Pourtant, mes parents me montrent parfois des aperçus de leurs rêves secrets. “Papa veut retourner au Vietnam quand nous prendrons notre retraite”, m’a dit une fois maman.

“Mais Rachel, quand on a fermé, je ne sais pas quoi faire”, m’a-t-elle dit après que la pandémie les ait obligés à fermer pendant un mois. “Peut-être que quand je prendrai ma retraite, j’aurai un petit chiot pour marcher avec moi.

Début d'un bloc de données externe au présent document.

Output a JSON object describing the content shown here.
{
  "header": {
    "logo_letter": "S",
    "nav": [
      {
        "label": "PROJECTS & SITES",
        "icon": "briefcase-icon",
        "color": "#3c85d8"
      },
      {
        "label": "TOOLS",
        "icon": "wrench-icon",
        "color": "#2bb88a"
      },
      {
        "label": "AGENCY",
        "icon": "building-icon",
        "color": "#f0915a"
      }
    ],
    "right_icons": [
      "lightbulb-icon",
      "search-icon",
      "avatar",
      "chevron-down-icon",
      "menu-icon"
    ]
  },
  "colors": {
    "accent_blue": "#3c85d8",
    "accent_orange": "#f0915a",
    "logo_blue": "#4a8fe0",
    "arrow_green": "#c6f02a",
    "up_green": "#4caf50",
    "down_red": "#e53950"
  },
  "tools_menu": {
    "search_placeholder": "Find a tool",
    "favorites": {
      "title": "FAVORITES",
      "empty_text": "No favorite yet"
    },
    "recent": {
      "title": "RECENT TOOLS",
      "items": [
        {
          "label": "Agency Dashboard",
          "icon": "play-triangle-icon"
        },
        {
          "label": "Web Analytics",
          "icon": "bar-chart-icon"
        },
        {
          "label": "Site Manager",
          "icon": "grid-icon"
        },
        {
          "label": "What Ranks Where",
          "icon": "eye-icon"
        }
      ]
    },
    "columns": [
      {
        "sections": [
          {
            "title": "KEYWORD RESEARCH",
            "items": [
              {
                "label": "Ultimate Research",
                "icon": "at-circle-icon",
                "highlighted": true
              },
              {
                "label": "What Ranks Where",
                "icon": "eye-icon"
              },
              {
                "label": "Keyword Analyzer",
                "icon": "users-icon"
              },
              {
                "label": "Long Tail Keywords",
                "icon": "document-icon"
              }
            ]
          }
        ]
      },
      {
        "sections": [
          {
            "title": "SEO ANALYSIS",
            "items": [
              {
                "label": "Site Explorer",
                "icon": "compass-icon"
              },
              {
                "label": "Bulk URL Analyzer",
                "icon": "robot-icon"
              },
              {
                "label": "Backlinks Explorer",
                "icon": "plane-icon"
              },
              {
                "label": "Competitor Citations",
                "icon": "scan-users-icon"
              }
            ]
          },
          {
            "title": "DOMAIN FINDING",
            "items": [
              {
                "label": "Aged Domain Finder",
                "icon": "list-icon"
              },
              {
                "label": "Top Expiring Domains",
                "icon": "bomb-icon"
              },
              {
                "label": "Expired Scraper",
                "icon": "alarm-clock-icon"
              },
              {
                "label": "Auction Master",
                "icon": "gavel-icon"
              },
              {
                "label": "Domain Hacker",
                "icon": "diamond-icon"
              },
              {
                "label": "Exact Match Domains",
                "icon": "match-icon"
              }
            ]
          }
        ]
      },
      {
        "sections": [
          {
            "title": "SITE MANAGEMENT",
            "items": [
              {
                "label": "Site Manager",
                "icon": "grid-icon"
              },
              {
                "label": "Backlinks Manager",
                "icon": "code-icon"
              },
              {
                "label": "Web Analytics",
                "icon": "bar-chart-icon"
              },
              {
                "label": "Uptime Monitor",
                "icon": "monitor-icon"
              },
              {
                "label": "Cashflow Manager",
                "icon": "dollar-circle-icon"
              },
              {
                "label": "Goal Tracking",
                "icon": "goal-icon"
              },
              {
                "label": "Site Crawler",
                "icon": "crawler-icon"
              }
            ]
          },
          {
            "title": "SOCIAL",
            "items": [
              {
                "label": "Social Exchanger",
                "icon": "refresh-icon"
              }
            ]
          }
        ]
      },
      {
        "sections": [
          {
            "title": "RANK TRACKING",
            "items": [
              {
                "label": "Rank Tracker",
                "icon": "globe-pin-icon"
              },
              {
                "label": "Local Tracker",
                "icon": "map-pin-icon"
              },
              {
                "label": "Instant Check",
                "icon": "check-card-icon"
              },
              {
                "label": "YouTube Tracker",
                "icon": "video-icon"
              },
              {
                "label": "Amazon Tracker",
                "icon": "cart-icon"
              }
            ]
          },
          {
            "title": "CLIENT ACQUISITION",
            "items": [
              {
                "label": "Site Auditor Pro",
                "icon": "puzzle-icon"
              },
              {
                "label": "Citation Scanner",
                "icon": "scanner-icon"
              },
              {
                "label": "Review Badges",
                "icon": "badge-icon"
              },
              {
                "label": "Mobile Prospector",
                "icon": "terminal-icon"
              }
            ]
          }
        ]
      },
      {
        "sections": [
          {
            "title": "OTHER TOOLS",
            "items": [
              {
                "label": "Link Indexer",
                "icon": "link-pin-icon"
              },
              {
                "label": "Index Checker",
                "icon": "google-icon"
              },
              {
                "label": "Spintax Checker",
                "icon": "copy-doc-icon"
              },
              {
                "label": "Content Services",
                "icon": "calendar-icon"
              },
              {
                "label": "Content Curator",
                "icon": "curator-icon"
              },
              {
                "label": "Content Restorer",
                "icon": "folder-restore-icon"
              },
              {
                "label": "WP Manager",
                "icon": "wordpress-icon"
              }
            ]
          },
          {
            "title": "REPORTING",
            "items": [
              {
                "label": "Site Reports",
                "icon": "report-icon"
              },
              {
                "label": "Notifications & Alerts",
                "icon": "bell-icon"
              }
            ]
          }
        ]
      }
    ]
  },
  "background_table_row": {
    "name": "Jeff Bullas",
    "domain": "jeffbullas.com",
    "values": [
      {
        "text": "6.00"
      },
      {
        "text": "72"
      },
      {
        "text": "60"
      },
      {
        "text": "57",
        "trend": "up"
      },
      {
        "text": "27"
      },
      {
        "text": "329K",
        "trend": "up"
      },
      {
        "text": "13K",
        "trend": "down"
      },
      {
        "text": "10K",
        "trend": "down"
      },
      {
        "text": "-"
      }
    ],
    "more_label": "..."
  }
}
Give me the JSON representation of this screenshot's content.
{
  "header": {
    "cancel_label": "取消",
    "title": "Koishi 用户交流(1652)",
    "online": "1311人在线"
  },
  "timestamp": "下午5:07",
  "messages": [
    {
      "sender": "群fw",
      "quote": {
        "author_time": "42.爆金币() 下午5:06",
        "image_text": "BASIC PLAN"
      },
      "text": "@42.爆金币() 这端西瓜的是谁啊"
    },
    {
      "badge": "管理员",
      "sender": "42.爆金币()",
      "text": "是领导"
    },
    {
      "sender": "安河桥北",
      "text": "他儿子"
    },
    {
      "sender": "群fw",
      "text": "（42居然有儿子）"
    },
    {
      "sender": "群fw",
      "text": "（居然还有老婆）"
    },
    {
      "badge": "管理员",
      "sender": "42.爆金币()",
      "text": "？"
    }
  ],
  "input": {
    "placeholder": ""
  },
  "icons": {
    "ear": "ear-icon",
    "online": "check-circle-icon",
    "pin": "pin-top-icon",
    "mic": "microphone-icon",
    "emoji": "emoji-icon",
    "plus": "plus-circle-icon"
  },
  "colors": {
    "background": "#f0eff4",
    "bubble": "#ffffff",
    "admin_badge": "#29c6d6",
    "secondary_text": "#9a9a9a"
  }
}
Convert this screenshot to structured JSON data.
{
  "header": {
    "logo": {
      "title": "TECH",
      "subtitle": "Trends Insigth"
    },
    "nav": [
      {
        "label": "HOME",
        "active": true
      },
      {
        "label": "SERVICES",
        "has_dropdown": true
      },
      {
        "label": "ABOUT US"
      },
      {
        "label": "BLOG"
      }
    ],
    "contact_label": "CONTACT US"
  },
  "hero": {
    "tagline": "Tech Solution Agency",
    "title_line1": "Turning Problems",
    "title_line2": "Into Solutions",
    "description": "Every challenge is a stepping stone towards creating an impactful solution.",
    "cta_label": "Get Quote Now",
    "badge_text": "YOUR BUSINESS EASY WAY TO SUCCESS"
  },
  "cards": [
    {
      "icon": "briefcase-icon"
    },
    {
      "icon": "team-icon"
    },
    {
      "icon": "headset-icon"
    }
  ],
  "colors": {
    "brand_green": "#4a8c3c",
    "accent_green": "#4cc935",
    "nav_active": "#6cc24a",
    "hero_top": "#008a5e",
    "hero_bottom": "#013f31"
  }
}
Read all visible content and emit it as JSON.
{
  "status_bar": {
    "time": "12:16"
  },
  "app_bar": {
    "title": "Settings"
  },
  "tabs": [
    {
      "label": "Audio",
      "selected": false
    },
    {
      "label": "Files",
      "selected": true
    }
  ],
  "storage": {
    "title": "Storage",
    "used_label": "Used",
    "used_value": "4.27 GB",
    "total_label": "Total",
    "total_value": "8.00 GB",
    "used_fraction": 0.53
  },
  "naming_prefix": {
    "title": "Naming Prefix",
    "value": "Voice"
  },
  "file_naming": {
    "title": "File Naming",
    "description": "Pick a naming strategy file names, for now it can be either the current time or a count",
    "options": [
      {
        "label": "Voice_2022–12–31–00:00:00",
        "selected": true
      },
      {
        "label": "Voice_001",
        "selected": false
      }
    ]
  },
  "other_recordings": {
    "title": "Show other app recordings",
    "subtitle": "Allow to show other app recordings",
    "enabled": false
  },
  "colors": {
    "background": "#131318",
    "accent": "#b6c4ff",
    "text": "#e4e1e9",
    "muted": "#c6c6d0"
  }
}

Ou peut-être que j’irai vivre avec toi.”

Je pourrais la pousser à m’en dire plus sur ce qu’elle veut faire et qui elle espère être quand le restaurant n’est pas le centre de l’univers de notre famille, mais nous n’y allons pas encore.

Trois plateaux de wontons entourés de farce à la viande.
Pendant que d’autres fêtent le Nouvel An, la famille Phan travaille. Chaque année, Rachel prépare des centaines de wontons à servir au restaurant. (Rachel Phan)

Cela signifie que lorsque j’appellerai ma mère ce week-end, je prendrai inévitablement le chemin de la conversation de moindre résistance et demanderai : “Comment est le restaurant ? Était-il occupé ?”

Maman soupirera et dira : “C’était tellement chargé”, avant de fouiller dans son sac à main pour trouver un morceau de papier froissé qui indique combien d’argent ils ont gagné chaque jour depuis notre dernière conversation.

Elle garde une trace, pas pour elle-même, mais parce qu’elle sait que son plus jeune “enfant de restaurant” appellera et demandera, à chaque fois.